As property values have soared, Canadians have been increasingly securing loans through home equity lines of credit, or HELOCS — which let borrowers tap into the value of their home even if they aren’t finished paying off a mortgage.

This potentially troubling trend poses risks for the financial system as a whole, says DBRS in a new report.

In January, borrowers in Canada owed a whopping $243 billion in HELOC debt, which worked out to 11.3 percent of all household credit. Same time last year, outstanding HELOC balances represented a 10.7 percent share.

DBRS is already concerned about Canadian home prices, especially those in the Toronto and Vancouver areas, and HELOCs only add to financial system vulnerabilities.

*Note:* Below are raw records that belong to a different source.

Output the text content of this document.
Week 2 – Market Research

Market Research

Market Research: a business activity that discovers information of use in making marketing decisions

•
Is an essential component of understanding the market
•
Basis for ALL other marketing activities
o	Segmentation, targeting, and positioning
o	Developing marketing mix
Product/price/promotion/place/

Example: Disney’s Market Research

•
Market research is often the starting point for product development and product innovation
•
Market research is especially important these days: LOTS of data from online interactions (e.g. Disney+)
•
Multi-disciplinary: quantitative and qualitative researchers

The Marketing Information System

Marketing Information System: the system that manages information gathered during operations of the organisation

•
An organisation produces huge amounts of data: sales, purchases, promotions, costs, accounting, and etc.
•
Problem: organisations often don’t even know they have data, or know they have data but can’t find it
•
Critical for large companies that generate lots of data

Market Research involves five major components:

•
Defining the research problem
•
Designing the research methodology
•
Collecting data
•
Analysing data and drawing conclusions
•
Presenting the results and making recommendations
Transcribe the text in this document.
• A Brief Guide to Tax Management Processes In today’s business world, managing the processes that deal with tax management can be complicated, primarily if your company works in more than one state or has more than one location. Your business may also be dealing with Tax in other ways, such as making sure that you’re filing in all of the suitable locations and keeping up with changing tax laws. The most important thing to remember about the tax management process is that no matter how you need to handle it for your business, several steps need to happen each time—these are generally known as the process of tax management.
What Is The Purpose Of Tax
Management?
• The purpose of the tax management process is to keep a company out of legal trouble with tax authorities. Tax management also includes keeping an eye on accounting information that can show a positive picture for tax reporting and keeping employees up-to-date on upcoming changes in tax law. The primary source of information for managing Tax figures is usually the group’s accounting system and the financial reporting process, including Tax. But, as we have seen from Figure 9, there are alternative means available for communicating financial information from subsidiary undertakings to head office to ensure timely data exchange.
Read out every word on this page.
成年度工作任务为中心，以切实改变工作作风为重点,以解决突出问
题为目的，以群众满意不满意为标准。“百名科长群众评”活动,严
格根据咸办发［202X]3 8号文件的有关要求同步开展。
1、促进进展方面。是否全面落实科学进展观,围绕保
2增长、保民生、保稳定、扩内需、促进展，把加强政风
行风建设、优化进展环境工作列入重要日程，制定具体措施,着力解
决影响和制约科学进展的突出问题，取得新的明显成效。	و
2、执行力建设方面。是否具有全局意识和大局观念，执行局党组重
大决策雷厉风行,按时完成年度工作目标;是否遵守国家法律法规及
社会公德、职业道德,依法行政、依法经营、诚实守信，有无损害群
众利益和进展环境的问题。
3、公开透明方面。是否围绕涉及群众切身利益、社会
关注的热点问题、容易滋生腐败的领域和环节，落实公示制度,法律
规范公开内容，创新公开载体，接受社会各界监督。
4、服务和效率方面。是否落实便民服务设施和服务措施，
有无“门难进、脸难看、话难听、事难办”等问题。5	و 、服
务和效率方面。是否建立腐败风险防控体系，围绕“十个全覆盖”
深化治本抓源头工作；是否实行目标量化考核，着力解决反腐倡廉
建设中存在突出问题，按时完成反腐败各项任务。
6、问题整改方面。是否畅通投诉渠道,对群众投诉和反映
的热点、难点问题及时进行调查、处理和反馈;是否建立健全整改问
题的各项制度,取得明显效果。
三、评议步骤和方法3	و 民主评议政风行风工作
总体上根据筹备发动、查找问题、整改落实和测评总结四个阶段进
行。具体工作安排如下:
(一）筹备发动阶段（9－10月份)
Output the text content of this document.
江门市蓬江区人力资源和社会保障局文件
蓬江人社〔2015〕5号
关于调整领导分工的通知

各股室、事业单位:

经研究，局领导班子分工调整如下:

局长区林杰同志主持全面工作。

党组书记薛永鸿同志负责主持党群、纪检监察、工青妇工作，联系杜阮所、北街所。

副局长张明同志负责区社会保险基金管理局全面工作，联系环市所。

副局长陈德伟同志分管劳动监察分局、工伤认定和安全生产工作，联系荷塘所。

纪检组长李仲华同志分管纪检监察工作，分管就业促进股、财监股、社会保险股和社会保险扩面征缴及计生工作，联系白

The Canada Mortgage and Housing Corporation, a Crown agency, has regularly voiced concern over overvaluation, which occurs when home prices are out of line with fundamentals such as employment conditions, in the country’s highest-priced markets.

If home prices corrected from overvalued levels, consumers with HELOCs could find themselves in a pinch, DBRS notes.

“In the event of a correction, borrowers could find themselves with a debt load that exceeds the value of their home, which is often referred to as negative equity,” writes Robert Colangelo, senior vice president, global financial institutions group, at DBRS.

Financial institutions might change HELOC limits or require principal payments (Canadians with HELOCs today can opt to only pay off interest, which is part of their appeal, and a recent survey suggests a quarter of consumers are doing just that).

Changes financial institutions can make could reduce risks for them, but for consumers? “It may also limit the borrower’s access to credit during a time of financial difficulty. Borrowers with negative equity may therefore have an elevated risk of defaulting,” Colangelo explains.

That homeowners can turn to HELOCs during tough financial is double-edged. On the one hand, as Colangelo makes clear, they can come in handy in a pinch. But they can also mask a borrower’s true financial situation, at least for a time.

A HELOC could be used to make lower-interest payments on consolidated debt, for example, or to cover daily expenses. “As a result, lenders may not observe the initial phases of borrower’s financial distress, if borrowers’ use their HELOC to make regular payments on their other loans,” says Colangelo.